You probably agree that the purpose of health care should be at least to keep you alive, and ideally to improve your health and wellbeing. But the designers of single payer healthcare tell us, in their own words, that this is not the case.
Architecting Single Payer Healthcare
Elsewhere at https://centerforindividualism.org, Brittany Hunter has demonstrated the folly and negative consequences of centrally planned healthcare. She points out that F.A. Hayek predicted how bad Obamacare – not in name but in principle – would be for healthcare consumers.
Today, we can shine an even brighter light on the dangers of single payer healthcare, thanks to Dr. Ezekiel Emanuel, who was a leading architect of the ACA, also known as Obamacare. Today, he is an advisor to President Trump on healthcare policy. He describes himself as a “medical ethicist”.
He is clear-eyed about the most significant consequence of the single-payer healthcare system he advocates: when government is paying, healthcare will be rationed. He wrote a revealing article about how he would propose to administer the rationing system: Principles for allocation of scarce medical interventions, published in the authoritative medical science magazine The Lancet (www.thelancet.com Vol 373 January 31, 2009).
The Complete Lives System: Have You Earned A Complete Life?
He proposes an allocation principle he calls the Complete Lives System. Briefly, allocation of scarce healthcare will be prioritized for people between the ages of 15 and 40. Prior to age 15, Dr Emanuel believes that society does not have enough invested in that young life, therefore it’s OK to sacrifice it.
“Adolescents have received substantial education and parental care, investments that will be wasted without a complete life. Infants, by contrast, have not yet received these investments. Similarly, adolescence brings with it a developed personality capable of forming and valuing long-term plans whose fulfilment requires a complete life.”
After age 40, according to Dr. Emanuel, people have an insufficient number of “quality-adjusted life years” to contribute to society, and therefore do not merit further investment of scarce healthcare resources.
Dr. Emanuel states:
When implemented, the complete lives system produces a priority curve on which individuals aged between roughly 15 and 40 years get the most substantial chance, whereas the youngest and oldest people get chances that are attenuated (figure).
Grading On The Curve.
The priority curve to which the doctor refers is reproduced below. It is exactly as published in The Lancet article, with the addition of the two explanatory overlay panels in blue.
In simple language, if you are aged less than 15, and medical resources must be rationed, the system will let you die. If you are older than 40, in an emergency where medical resources must be allocated, the system will make you die.
Do You Have A Right To Healthcare? Maybe. If You Are In The Favored Group.

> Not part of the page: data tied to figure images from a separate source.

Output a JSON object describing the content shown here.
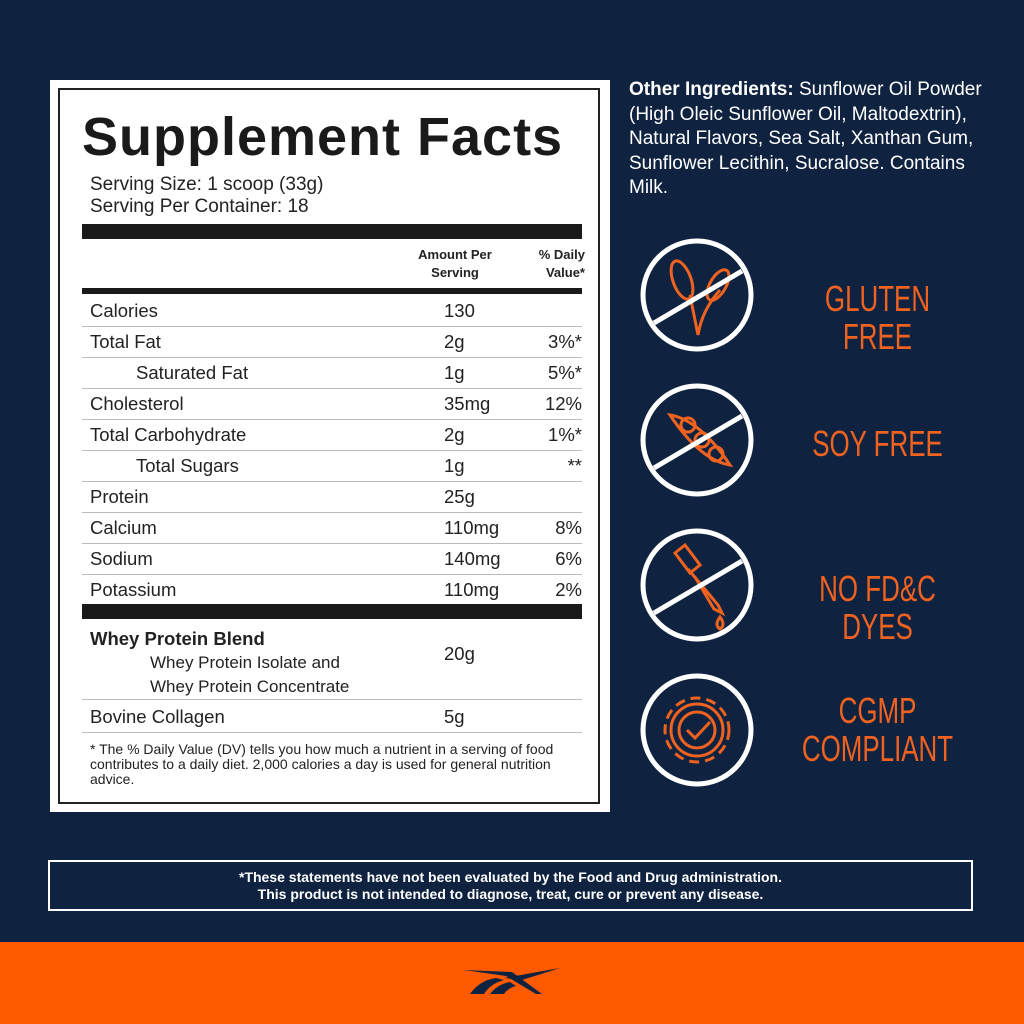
{
  "facts": {
    "title": "Supplement Facts",
    "serving_size": "Serving Size: 1 scoop (33g)",
    "servings_per_container": "Serving Per Container: 18",
    "col_amount": "Amount Per Serving",
    "col_dv": "% Daily Value*",
    "rows": [
      {
        "label": "Calories",
        "amount": "130",
        "dv": ""
      },
      {
        "label": "Total Fat",
        "amount": "2g",
        "dv": "3%*"
      },
      {
        "label": "Saturated Fat",
        "amount": "1g",
        "dv": "5%*",
        "indent": true
      },
      {
        "label": "Cholesterol",
        "amount": "35mg",
        "dv": "12%"
      },
      {
        "label": "Total Carbohydrate",
        "amount": "2g",
        "dv": "1%*"
      },
      {
        "label": "Total Sugars",
        "amount": "1g",
        "dv": "**",
        "indent": true
      },
      {
        "label": "Protein",
        "amount": "25g",
        "dv": ""
      },
      {
        "label": "Calcium",
        "amount": "110mg",
        "dv": "8%"
      },
      {
        "label": "Sodium",
        "amount": "140mg",
        "dv": "6%"
      },
      {
        "label": "Potassium",
        "amount": "110mg",
        "dv": "2%"
      }
    ],
    "blend": {
      "label": "Whey Protein Blend",
      "sub1": "Whey Protein Isolate and",
      "sub2": "Whey Protein Concentrate",
      "amount": "20g"
    },
    "collagen": {
      "label": "Bovine Collagen",
      "amount": "5g"
    },
    "footnote": "* The % Daily Value (DV) tells you how much a nutrient in a serving of food contributes to a daily diet. 2,000 calories a day is used for general nutrition advice."
  },
  "ingredients": {
    "heading": "Other Ingredients:",
    "text": " Sunflower Oil Powder (High Oleic Sunflower Oil, Maltodextrin), Natural Flavors, Sea Salt, Xanthan Gum, Sunflower Lecithin, Sucralose. Contains Milk."
  },
  "claims": [
    {
      "icon": "no-wheat-icon",
      "label": "GLUTEN FREE"
    },
    {
      "icon": "no-soy-icon",
      "label": "SOY FREE"
    },
    {
      "icon": "no-dropper-icon",
      "label": "NO FD&C DYES"
    },
    {
      "icon": "gear-check-icon",
      "label": "CGMP COMPLIANT"
    }
  ],
  "disclaimer": {
    "line1": "*These statements have not been evaluated by the Food and Drug administration.",
    "line2": "This product is not intended to diagnose, treat, cure or prevent any disease."
  },
  "colors": {
    "navy": "#0f2340",
    "orange": "#ff5a00",
    "accent_text": "#f0621f"
  },
  "brand": {
    "logo": "reebok-delta-logo"
  }
}
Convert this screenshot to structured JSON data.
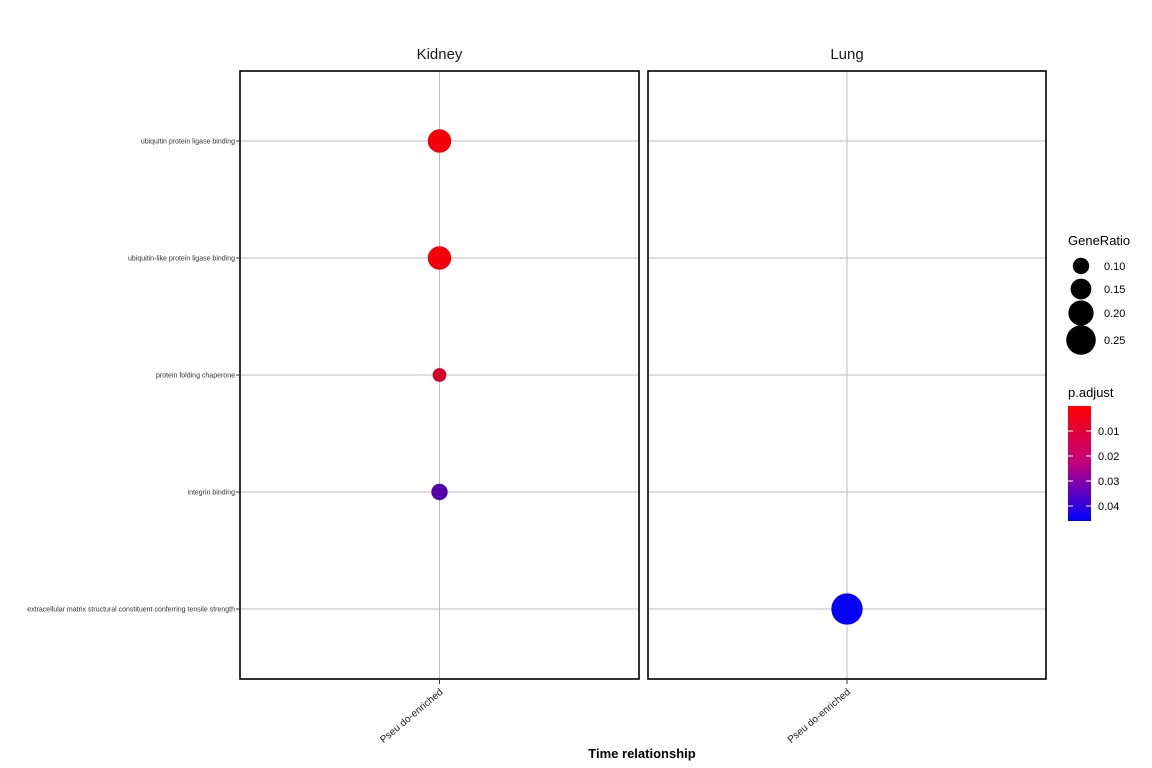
{
  "chart_data": {
    "type": "scatter",
    "xlabel": "Time relationship",
    "ylabel": "",
    "panels": [
      "Kidney",
      "Lung"
    ],
    "x_categories": [
      "Pseu do-enriched"
    ],
    "y_categories": [
      "ubiquitin protein ligase binding",
      "ubiquitin-like protein ligase binding",
      "protein folding chaperone",
      "integrin binding",
      "extracellular matrix structural constituent conferring tensile strength"
    ],
    "points": [
      {
        "panel": "Kidney",
        "x": "Pseu do-enriched",
        "y": "ubiquitin protein ligase binding",
        "gene_ratio": 0.18,
        "p_adjust": 0.002
      },
      {
        "panel": "Kidney",
        "x": "Pseu do-enriched",
        "y": "ubiquitin-like protein ligase binding",
        "gene_ratio": 0.18,
        "p_adjust": 0.002
      },
      {
        "panel": "Kidney",
        "x": "Pseu do-enriched",
        "y": "protein folding chaperone",
        "gene_ratio": 0.07,
        "p_adjust": 0.008
      },
      {
        "panel": "Kidney",
        "x": "Pseu do-enriched",
        "y": "integrin binding",
        "gene_ratio": 0.1,
        "p_adjust": 0.031
      },
      {
        "panel": "Lung",
        "x": "Pseu do-enriched",
        "y": "extracellular matrix structural constituent conferring tensile strength",
        "gene_ratio": 0.27,
        "p_adjust": 0.045
      }
    ],
    "size_legend": {
      "title": "GeneRatio",
      "breaks": [
        0.1,
        0.15,
        0.2,
        0.25
      ],
      "labels": [
        "0.10",
        "0.15",
        "0.20",
        "0.25"
      ]
    },
    "color_legend": {
      "title": "p.adjust",
      "breaks": [
        0.01,
        0.02,
        0.03,
        0.04
      ],
      "labels": [
        "0.01",
        "0.02",
        "0.03",
        "0.04"
      ],
      "range": [
        0.0,
        0.046
      ],
      "low_color": "#FF0000",
      "high_color": "#0000FF"
    },
    "grid": true
  }
}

We often hear that “Everyone has a right to healthcare.” “How can you deny people healthcare?” Well, Dr. Emanuel has explained how: we’ll pretend to offer healthcare for everyone, then address the unaffordability of that promise through rationing. Let the young die, make the old die, and reserve healthcare for those years when people are working and paying taxes to the government.
Collectivist Healthcare. Don’t Call Us. We’ll Rank You.
All collectivist promises are like that: unaffordable, and requiring government decisions as to who gets what. Individuals in groups that the government favors will gain disproportionately: in this case, taxpayers who are still paying the government money. Those unfortunate individuals without collective support, including infants who don’t yet pay taxes, and the middle-aged and elderly who are in their declining taxpaying years, will be excluded.
That’s one of the consequences of seeing people not as individuals, each of whom has worth, but as members of collectives, which can be ranked in importance by people like Dr. Emanuel.